Le compte à rebours a commencé, chaque minute compte. La décision de justice a été rendue et placée dans ma boîte aux lettres le 27 juin 2025. Même un recours en appel, déposé dans les délais, n’empêche pas l’exécution provisoire de droit accordée par le jugement. Le propriétaire a donc obtenu le feu vert pour faire changer les serrures et procéder à notre expulsion à tout moment, si ce n’est pas de manière volontaire, alors par la force publique.

Prologue
«Se taire ne pas parler».
Bien que la phrase est grammaticalement incorrecte, elle repose sur un jeu de mots. Se taire ? Ou parler ? Tout le conflit est là.

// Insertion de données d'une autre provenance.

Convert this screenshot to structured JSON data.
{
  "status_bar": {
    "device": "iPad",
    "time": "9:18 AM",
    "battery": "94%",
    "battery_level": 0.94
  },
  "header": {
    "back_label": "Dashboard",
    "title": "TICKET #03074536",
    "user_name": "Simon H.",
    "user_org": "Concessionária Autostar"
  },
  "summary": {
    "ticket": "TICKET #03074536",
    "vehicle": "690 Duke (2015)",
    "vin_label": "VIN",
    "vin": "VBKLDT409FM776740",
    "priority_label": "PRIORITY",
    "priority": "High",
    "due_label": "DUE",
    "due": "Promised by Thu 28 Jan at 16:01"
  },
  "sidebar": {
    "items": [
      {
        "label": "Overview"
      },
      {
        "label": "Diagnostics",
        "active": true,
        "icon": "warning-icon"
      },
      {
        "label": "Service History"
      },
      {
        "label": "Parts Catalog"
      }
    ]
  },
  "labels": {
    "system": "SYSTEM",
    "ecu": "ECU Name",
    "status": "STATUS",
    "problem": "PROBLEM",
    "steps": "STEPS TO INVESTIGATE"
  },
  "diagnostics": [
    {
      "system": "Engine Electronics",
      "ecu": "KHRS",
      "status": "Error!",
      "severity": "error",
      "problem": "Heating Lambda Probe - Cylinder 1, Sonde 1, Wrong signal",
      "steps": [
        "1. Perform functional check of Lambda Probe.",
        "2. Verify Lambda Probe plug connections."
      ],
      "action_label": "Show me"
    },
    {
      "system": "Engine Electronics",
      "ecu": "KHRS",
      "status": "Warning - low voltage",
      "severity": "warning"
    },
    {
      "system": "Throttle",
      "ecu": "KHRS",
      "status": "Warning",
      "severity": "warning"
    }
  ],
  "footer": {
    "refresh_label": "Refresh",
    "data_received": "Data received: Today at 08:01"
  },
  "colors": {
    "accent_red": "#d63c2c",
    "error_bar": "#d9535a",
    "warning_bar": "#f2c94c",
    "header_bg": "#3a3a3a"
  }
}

Dans toute intrigue bien construite, le chemin du héros est semé d’embûches. Le plus souvent, il se trompe - sur son objectif comme sur ce dont il a réellement besoin. Parfois, j’ai l’impression qu’un dramaturge de génie a scénarisé les tournants de mon destin.
Mon parcours en France a commencé il y a un peu plus de quatorze ans. J’ai franchi la frontière en tant qu’épouse aimante et future mère - sans plan précis, sans réelle idée de ce que l’avenir me réservait, mais avec l’intention sincère de fonder un foyer au sein de notre famille à peine naissante. Simplement vivre, aimer, et être aimée. Si peu - et en même temps tant - dans ce monde instable. Mais qu’est-ce que j’en savais, à vingt-quatre ans ?
Jeune femme ambitieuse, ayant consacré une grande partie de son enfance et de sa jeunesse au kyokushin-karaté, par la volonté de mon père, avec une brève expérience dans le domaine musical et des études de droit inachevées en Russie, je construisais ma vie ici, en France, pas à pas, m’appuyant sur des intuitions fragiles à propos de moi-même et du monde.
La question du travail s’est posée deux ans après la naissance de mon fils. Il m’était difficile de trouver ma place dans un domaine correspondant à mon profil, la langue et l’absence de diplôme représentaient des obstacles sérieux. J’ai donc essayé différents projets et initiatives où je pouvais réellement mettre à profit mes compétences en organisation et en production. Mais ce que j’appelais du travail n’était pas toujours reconnu comme tel par les autres.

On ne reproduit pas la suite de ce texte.